Implementation: Part Two
Now that importing the dataset, defining the training/testing images/labels, and creating layers have all been done, the next step is to specify the loss function and the optimizer. In this example, the loss function and the optimizer will be designated as categorical cross entropy and RMSProp, each respectively.
network.compile(optimizer='rmsprop',
loss='categorical_crossentropy',
metrics=['accuracy'])
train_images = train_images.reshape((60000, 28 * 28))
train_images = train_images.astype('float32') / 255
test_images = test_images.reshape((10000, 28 * 28))
test_images = test_images.astype('float32') / 255
from tensorflow.keras.utils import to_categorical
train_labels = to_categorical(train_labels)
test_labels = to_categorical(test_labels)
network.fit(train_images, train_labels, epochs=5, batch_size=128)
Epoch 1/5
469/469 [==============================] - 6s 12ms/step - loss: 0.2569 - accuracy: 0.9250
Epoch 2/5
469/469 [==============================] - 6s 12ms/step - loss: 0.1014 - accuracy: 0.9700
Epoch 3/5
469/469 [==============================] - 5s 10ms/step - loss: 0.0666 - accuracy: 0.9802
Epoch 4/5
469/469 [==============================] - 5s 12ms/step - loss: 0.0482 - accuracy: 0.9857
Epoch 5/5
469/469 [==============================] - 5s 11ms/step - loss: 0.0371 - accuracy: 0.9888
<keras.callbacks.History at 0x7fe45c736d50>
test_loss, test_acc = network.evaluate(test_images, test_labels)
print('test_acc:', test_acc)
313/313 [==============================] - 1s 3ms/step - loss: 0.0644 - accuracy: 0.9799
test_acc: 0.9799000024795532
After five epochs, which is tiny when compared to deep learning models trained with thousands of epochs, one can see that the neural network has achieved 98.88% accuracy on predicting hand-written digits.
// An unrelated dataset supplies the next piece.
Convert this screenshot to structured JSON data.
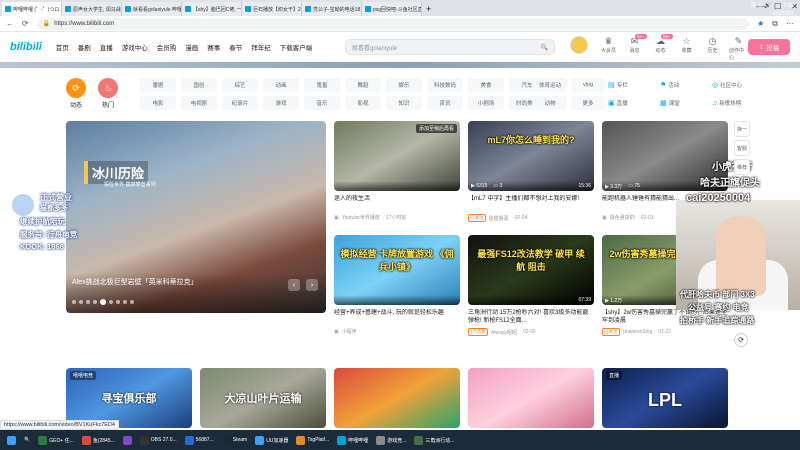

With the testing set, the accuracy falls to 97.99%, which is due to overfitting–the problem of tuning the model too much based on the training set.
Conclusion
This post marks my first attempt at using Tensorflow to create a deep learning model. In the near future, I hope to go for more interesting tasks using Tensorflow, such as those of computer vision and natural language processing. I hope you enjoyed this post, and thanks for reading.